Father Tuck prayed discerningly about the decision he was about to make. The veteran pastor asked God to guide him through the endless security points as well as the probing drones and helicopters that patrolled the skies. Robert Hunt and the members of his small resistance cell were elated that Tuck was going to go into the mountains, track down Jake, Mallory and Kevin, and bring the remaining three rebels back into the city.
Once the three were back in town, all of them, including Brian Vance, would hold one more clandestine meeting to hammer out a strategy to drive the North American and United Nations forces from their district once and for all.
Tuck had filled a backpack full of provisions. The naturally-inclined athlete laced up his hiking boots and threw on a warm jacket. After locking up the parish house, Tuck drove through Kamloops in his jeep until he reached the Red Bridge that spanned the South Thompson River. Three British paratroopers were guarding it. Tuck rolled down the driver’s side window.
‘Good day, Father,” a young lance-corporal said. “Where are you off to today?”
“I’m visiting a colleague of mine who lives in 100 Mile House. Father Hebert.”
“May I see your travel permit please?”
Tuck fished out a forged travel permit and handed it to the British soldier. The para looked it over and handed it back to Tuck.
“Here you are, Father. According to the conditions outlined in this permit, you’ll be gone for four days.”
“That is correct.”
“Carry on then.”
Tuck put up his window and drove north onto Mt. Paul Way. An enormous sense of relief washed over him. Tuck pulled onto Yellowhead Highway 5 and continued driving north.
The once picturesque countryside had been permanently scarred by the horrors of war. Houses previously owned by wealthy local businesspeople and ranchers sat abandoned. Others had been destroyed in air attacks. Tuck drove for over an hour. He spotted the faded sign signalling that the tiny hamlet of Little Fort was coming up.

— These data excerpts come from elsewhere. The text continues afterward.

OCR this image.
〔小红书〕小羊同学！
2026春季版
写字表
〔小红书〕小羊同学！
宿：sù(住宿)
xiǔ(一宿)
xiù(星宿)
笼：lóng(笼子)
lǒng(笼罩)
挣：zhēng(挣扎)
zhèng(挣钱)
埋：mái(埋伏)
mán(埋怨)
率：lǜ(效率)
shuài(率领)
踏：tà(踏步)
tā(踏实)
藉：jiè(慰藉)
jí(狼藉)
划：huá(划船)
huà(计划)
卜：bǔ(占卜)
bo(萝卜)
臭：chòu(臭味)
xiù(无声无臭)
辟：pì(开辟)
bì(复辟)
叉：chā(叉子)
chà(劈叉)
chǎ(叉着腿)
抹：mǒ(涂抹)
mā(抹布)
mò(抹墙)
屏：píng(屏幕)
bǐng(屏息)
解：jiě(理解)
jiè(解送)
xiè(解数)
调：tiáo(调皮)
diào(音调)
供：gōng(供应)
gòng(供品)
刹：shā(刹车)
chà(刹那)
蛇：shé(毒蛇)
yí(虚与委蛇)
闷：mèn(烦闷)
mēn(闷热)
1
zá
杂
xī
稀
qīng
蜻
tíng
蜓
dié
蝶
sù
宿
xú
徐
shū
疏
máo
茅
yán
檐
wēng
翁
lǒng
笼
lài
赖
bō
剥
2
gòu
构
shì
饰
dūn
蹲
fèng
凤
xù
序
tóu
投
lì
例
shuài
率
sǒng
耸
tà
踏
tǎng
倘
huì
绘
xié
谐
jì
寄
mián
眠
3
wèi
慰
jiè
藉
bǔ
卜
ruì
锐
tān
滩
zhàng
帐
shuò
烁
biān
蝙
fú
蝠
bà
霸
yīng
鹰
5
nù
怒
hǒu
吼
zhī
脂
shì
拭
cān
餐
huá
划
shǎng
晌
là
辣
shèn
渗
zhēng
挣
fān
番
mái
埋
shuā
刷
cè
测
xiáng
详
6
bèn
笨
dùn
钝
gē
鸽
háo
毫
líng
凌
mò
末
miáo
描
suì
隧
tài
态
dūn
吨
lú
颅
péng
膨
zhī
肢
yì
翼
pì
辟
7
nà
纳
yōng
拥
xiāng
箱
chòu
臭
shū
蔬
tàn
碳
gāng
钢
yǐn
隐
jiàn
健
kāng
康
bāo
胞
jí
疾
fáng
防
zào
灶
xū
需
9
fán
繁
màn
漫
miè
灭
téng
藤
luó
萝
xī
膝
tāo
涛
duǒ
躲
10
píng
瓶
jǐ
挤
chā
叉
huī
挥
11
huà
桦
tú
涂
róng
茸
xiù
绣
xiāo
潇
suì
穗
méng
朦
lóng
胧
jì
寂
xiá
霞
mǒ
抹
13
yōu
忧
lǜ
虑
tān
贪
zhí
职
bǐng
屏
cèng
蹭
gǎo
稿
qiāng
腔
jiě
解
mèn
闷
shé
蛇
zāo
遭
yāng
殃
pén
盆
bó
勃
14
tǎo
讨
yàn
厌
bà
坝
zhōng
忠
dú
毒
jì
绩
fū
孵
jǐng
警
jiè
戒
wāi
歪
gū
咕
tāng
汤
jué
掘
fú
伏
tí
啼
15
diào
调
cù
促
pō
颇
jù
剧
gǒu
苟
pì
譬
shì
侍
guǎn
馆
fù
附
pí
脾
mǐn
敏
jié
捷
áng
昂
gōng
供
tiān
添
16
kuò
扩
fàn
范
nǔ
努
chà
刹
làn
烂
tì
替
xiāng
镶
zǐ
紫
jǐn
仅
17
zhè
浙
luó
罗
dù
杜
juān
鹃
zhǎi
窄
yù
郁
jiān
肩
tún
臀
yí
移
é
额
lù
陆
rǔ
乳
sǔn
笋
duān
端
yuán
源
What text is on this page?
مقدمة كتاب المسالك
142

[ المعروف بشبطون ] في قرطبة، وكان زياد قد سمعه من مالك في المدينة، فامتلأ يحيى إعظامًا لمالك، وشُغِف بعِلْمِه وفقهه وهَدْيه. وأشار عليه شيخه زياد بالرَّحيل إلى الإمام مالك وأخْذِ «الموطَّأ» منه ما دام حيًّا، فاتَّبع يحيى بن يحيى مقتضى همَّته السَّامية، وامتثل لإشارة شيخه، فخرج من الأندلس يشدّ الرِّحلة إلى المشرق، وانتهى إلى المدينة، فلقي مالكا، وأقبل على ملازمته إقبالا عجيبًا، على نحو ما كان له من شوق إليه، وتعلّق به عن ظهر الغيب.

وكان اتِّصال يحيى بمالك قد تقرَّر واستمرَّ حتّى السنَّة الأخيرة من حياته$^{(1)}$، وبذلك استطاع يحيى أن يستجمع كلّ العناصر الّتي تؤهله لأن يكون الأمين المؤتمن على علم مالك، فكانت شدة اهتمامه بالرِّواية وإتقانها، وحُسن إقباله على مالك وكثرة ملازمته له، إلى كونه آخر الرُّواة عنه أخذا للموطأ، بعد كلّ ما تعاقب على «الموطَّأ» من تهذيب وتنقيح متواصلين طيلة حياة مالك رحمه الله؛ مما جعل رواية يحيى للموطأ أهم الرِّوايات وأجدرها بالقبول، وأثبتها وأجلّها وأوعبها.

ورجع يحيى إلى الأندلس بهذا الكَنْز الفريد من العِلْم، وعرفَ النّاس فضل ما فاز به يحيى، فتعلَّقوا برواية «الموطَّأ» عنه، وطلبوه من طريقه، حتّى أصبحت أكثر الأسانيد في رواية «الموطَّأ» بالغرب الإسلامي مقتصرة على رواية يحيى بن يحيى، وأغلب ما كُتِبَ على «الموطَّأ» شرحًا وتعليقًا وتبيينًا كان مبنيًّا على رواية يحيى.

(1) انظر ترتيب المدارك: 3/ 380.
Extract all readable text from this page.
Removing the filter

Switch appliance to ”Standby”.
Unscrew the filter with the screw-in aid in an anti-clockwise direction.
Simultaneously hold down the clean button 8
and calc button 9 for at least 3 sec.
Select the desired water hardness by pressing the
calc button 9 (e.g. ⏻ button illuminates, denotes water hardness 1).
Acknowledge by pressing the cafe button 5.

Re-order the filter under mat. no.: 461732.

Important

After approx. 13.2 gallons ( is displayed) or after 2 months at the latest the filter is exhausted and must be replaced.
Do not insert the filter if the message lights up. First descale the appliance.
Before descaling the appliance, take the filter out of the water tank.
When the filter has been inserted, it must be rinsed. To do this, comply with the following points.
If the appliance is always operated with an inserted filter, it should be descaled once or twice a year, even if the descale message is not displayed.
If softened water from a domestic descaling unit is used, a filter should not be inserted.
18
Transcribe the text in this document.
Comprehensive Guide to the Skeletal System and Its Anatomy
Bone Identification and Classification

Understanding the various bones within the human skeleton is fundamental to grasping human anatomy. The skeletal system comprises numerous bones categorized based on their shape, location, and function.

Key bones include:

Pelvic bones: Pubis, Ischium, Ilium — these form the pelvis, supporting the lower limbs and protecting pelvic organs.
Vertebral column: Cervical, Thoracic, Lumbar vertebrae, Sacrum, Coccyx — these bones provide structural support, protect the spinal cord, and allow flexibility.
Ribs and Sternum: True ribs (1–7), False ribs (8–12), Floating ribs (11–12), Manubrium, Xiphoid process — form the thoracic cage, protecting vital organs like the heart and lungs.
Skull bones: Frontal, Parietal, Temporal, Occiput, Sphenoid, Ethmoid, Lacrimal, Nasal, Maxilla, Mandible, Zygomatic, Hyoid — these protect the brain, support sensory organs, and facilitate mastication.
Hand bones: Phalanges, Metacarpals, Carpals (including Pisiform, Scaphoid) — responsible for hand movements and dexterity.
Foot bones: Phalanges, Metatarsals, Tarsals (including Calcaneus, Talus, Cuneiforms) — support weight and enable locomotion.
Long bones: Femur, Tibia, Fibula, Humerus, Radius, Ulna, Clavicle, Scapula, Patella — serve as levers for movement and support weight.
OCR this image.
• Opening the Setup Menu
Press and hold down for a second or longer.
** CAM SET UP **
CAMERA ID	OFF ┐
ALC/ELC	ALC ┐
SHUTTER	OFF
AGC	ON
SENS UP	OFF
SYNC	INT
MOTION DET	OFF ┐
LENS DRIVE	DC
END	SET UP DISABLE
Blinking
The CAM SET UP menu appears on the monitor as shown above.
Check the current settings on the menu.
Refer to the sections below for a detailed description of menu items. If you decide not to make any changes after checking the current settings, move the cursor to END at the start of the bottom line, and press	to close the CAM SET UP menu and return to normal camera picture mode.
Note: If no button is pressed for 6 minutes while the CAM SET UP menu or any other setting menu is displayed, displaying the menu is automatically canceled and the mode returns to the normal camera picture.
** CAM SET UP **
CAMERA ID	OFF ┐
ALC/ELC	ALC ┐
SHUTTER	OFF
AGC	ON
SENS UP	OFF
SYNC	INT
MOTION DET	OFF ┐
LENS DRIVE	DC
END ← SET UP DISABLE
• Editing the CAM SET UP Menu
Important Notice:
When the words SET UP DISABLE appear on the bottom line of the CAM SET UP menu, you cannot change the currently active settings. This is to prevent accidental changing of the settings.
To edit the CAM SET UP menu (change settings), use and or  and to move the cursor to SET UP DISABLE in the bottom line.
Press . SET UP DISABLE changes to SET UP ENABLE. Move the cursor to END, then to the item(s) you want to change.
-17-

As Tuck drove past Little Fort on the Trans-Canada Highway, he noticed that the once touristy community was nearly empty. A few locals wandered the main street. Tuck’s destination was Clearwater. Prior to reaching the mountain town, he pulled off of the Trans-Canada and made his way down a barely-used bush road.
Tuck parked the jeep in a section of secluded forest that was very thick. He locked the jeep, opened up the back hatch and retrieved the backpack. It was a sunny though bitterly cold day. Tuck zipped up his jacket and covered his head with a woollen toque. He stared into the vast wilderness that was laid out in front of him. He had a rough idea where the mine was located. Tuck had hiked this area a few times before. It was rocky, treacherous terrain, but he could handle it.